Institutional Review Board (IRB)
Committee that reviews research proposals to ensure ethical standards are met.
Informed Consent
Process by which participants learn about the research and voluntarily agree to participate.
Deception in Research
Withholding or misrepresenting information from participants; must be justified and debriefed.
Treatment
In experimental design, the intervention or condition being tested.
Control Group
Group not receiving the treatment, used for comparison in experiments.
Random Assignment
Method of assigning participants to groups to ensure each has an equal chance of receiving the treatment.
Confounding Variable
A variable that influences both the independent and dependent variables, potentially biasing results.
Internal Validity
The extent to which a study accurately establishes a causal relationship.
External Validity
The extent to which results can be generalized beyond the study.
Placebo Effect
A change in outcome due to participants’ belief in the treatment rather than the treatment itself.
Causal Inference
Determining whether a change in one variable causes a change in another.
Counterfactual
In causal inference, what would have happened to the same unit in the absence of the treatment.
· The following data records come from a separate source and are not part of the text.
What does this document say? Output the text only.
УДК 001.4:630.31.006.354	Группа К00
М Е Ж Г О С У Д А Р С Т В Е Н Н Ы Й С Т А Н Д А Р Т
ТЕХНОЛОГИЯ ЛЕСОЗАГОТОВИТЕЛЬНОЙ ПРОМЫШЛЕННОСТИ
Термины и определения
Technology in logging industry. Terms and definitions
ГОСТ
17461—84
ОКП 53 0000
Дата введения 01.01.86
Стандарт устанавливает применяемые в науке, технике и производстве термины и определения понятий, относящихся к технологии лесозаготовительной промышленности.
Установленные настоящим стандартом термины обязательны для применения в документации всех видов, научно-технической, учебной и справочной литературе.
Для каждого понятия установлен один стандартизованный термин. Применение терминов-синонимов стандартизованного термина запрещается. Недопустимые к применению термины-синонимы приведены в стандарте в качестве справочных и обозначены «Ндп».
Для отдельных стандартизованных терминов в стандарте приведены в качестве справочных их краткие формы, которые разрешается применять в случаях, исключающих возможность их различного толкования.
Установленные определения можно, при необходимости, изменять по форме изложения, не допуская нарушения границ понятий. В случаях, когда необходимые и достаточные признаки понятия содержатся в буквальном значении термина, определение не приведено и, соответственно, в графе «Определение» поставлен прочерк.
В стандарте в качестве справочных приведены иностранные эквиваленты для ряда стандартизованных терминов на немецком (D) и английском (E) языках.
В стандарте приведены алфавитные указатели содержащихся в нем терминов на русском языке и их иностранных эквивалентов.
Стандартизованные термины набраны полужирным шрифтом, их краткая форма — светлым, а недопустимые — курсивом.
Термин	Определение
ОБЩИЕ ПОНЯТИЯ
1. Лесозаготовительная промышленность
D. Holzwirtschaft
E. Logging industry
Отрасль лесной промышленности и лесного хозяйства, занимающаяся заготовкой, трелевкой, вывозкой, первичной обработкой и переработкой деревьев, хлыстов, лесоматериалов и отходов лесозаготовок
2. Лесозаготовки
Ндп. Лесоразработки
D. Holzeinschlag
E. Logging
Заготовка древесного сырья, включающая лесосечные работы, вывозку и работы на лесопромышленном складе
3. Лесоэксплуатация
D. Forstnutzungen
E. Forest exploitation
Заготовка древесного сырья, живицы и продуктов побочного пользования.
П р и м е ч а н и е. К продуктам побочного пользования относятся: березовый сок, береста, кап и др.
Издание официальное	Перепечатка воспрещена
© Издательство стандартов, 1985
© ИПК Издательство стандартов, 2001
Fundamental Problem of Causal Inference
We can never observe both the treatment and control outcomes for the same unit at the same time.
Selection Bias
Systematic differences between groups being compared, threatening causal inference.
Operationalization
Process of turning abstract concepts into measurable variables.
Concept
A general idea or category being studied (e.g., democracy, inequality).
Variable
A measurable representation of a concept (e.g., income, age, vote choice).
Measurement
The process of assigning numbers or categories to units of analysis.
Reliability
The consistency of a measurement instrument over time.
Validity
The degree to which a measurement accurately reflects the concept.
Hypothesis
A testable statement about the relationship between variables.
Null Hypothesis
The default assumption that there is no relationship between variables.
Type I Error
False positive; rejecting a true null hypothesis.
Type II Error
False negative; failing to reject a false null hypothesis.
Statistical Significance
The likelihood that a result is not due to random chance.
Observational Study
A study where the researcher does not control treatment assignment.
Natural Experiment
An observational study where external circumstances assign treatment as-if randomly.
Cross-sectional Design
A study that examines data at one point in time.
Longitudinal Design
A study that follows the same units over time to assess change.
Independent Variable (IV)
The variable believed to cause a change in another variable.
Dependent Variable (DV)
The variable affected by the independent variable.
Control Variable
A variable that is held constant or accounted for to isolate the relationship between IV and DV.
Interaction Effect
When the effect of one IV on the DV depends on the level of another variable.
Construct Validity
How well a test or measure reflects the concept it’s intended to capture.
Measurement Validity
The extent to which an indicator accurately measures the variable.
Case Selection
Choosing which units (cases) to include in a study.
Most Similar Systems Design (MSSD)
Compares similar cases with different outcomes to find causes of those differences.
Most Different Systems Design (MDSD)
Compares very different cases with the same outcome to identify common causes.
Selection Bias in Case Selection
Occurs when chosen cases systematically differ from the population, leading to skewed results.
Goals of Research Design
To isolate causal effects, control for confounding factors, and ensure valid and reliable inference.